"(...) Cangaceiro andou com mulher em manhã de segunda-feira, dia de batalha e vingança, dá azar, pode abrir sortilégio do corpo fechado. Joviu?"
No corpo que sempre estivera aberto, o ferro frio penetrou como soco nos costados, impelindo-o para frente e furando a caixa do peito na hora. O embate o desequilibrou ainda mais, de braços estendidos procurou a parede como apoio.
Precisava respirar.
Sem trégua o sujeito correu atrás, segunda estocada nas costas e o coração pareceu subir na goela, também ele devia ter sido atingido; "Com um grande buraco nas costas, que se abre quando ele abaixa a cabeça, o Quibungo a fecha quando levanta", as pernas começaram a se dobrar, golfadas de sangue vieram à boca, cuspiu para não sufocar. Faltou ar assim mesmo. Corrupio o fez cair, os joelhos bateram no chão num baque que não sentiu, no entanto ressoou dentro dele como eco numa abóbada feita de ossos que foi... que foi se mesclando com a voz de mãe e de irmãos, surgindo de suas profundezas.
Minha mãezinha
Quibungo tererê,
Do meu coração
Quibungo tererê,
Acudi-me depressa,
Quibungo quer me comer.
Ferrou os dentes! Escancarou os olhos!
Levou a mão às costas, tentando arrancar o que lhe puxava a vida; teria sido patada do cão coxo derrubando-o de costas no chão, mas o ferro não estava mais lá!

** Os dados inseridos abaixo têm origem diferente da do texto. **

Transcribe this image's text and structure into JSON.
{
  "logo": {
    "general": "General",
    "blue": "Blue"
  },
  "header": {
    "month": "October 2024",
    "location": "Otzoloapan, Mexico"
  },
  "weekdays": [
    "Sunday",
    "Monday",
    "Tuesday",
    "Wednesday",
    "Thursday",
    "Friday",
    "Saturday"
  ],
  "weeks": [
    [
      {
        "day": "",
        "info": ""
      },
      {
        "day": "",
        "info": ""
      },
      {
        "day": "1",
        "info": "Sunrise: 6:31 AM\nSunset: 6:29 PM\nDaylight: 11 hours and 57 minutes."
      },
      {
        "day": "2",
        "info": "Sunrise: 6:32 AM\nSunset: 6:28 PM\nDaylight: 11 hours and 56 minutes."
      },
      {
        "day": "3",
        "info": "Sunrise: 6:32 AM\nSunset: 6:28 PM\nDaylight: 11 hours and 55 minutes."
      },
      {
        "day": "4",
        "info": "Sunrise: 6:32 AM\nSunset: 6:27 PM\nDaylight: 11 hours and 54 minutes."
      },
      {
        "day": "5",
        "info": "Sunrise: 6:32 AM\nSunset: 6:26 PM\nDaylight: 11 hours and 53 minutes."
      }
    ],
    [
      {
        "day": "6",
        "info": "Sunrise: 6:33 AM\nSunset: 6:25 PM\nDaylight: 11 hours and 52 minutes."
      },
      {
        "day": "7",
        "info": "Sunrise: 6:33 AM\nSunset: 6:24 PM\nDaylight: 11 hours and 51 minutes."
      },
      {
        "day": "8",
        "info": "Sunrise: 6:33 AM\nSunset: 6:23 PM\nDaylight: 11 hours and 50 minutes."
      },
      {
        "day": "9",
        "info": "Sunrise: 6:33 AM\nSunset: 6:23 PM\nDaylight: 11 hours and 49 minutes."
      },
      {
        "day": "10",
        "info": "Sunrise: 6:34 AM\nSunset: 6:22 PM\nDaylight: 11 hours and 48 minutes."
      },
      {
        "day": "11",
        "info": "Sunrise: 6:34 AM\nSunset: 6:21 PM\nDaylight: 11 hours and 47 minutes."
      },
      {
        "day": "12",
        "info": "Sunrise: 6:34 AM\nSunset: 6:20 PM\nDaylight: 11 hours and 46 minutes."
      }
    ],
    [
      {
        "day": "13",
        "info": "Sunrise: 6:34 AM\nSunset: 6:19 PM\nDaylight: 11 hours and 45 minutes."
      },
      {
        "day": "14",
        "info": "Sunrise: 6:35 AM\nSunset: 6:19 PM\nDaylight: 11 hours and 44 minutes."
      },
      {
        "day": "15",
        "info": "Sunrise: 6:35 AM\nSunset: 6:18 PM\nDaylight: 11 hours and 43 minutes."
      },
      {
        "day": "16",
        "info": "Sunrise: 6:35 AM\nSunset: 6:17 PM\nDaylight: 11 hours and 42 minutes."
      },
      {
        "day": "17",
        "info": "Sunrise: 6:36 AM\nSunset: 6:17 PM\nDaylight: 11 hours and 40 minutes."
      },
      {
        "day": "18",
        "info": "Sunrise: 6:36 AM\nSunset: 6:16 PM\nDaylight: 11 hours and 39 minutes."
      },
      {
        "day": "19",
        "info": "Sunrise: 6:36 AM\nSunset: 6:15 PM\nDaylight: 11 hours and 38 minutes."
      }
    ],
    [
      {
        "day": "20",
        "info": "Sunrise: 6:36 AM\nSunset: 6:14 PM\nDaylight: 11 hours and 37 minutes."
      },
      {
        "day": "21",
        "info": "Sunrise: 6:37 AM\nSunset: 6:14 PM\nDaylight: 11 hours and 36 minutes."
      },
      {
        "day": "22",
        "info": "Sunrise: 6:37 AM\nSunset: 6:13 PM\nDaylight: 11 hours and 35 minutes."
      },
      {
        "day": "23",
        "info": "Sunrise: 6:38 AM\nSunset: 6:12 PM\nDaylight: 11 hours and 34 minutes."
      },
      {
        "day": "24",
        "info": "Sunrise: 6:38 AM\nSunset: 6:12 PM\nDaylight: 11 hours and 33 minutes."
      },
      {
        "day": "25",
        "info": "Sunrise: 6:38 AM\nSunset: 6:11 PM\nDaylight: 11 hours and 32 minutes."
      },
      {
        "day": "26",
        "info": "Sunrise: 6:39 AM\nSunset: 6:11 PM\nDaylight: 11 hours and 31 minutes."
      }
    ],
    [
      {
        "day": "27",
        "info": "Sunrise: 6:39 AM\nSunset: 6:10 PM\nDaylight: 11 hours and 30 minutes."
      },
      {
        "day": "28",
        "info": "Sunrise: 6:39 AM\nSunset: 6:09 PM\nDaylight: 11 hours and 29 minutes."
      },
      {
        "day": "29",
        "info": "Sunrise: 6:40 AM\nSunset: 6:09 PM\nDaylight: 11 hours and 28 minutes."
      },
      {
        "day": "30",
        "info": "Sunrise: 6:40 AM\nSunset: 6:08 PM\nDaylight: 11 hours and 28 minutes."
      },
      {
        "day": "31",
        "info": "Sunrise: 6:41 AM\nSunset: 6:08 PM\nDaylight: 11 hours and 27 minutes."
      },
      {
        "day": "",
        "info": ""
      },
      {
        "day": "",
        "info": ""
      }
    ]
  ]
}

Piscou para desanuviar os olhos e viu o teto, em seguida a faca na mão do lacraieiro passando de leve na sua fuça, até sumir da visão.
- Mexendo no seu pingente?
Querendo se mexer, sem conseguir, e o molambento fazia o quê?
Reapareceu olhando para ele de sorriso nervoso e baba descuidada escapando de boca aberta, mostrando o cotoco que segurava na mão.
- O fístula cortou seu picaçu?
Agora o via, pela primeira vez desse jeito, longe dele, sangue o molhava todo.
O negro não vai ao céu,
Nem que seja rezador;
O negro catinga muito,
Persegue Nosso Senhor
Uma pirrola ferida. Seu orgulho estava morto. Seria a vez dele:
Eu bem te dizia
Quibungo tererê,
Que não andasses de noite
Quibungo tererê.(...)
___________
Fragmento de capítulo do romance de Miguel Angel Fernandez "A CENA MUDA"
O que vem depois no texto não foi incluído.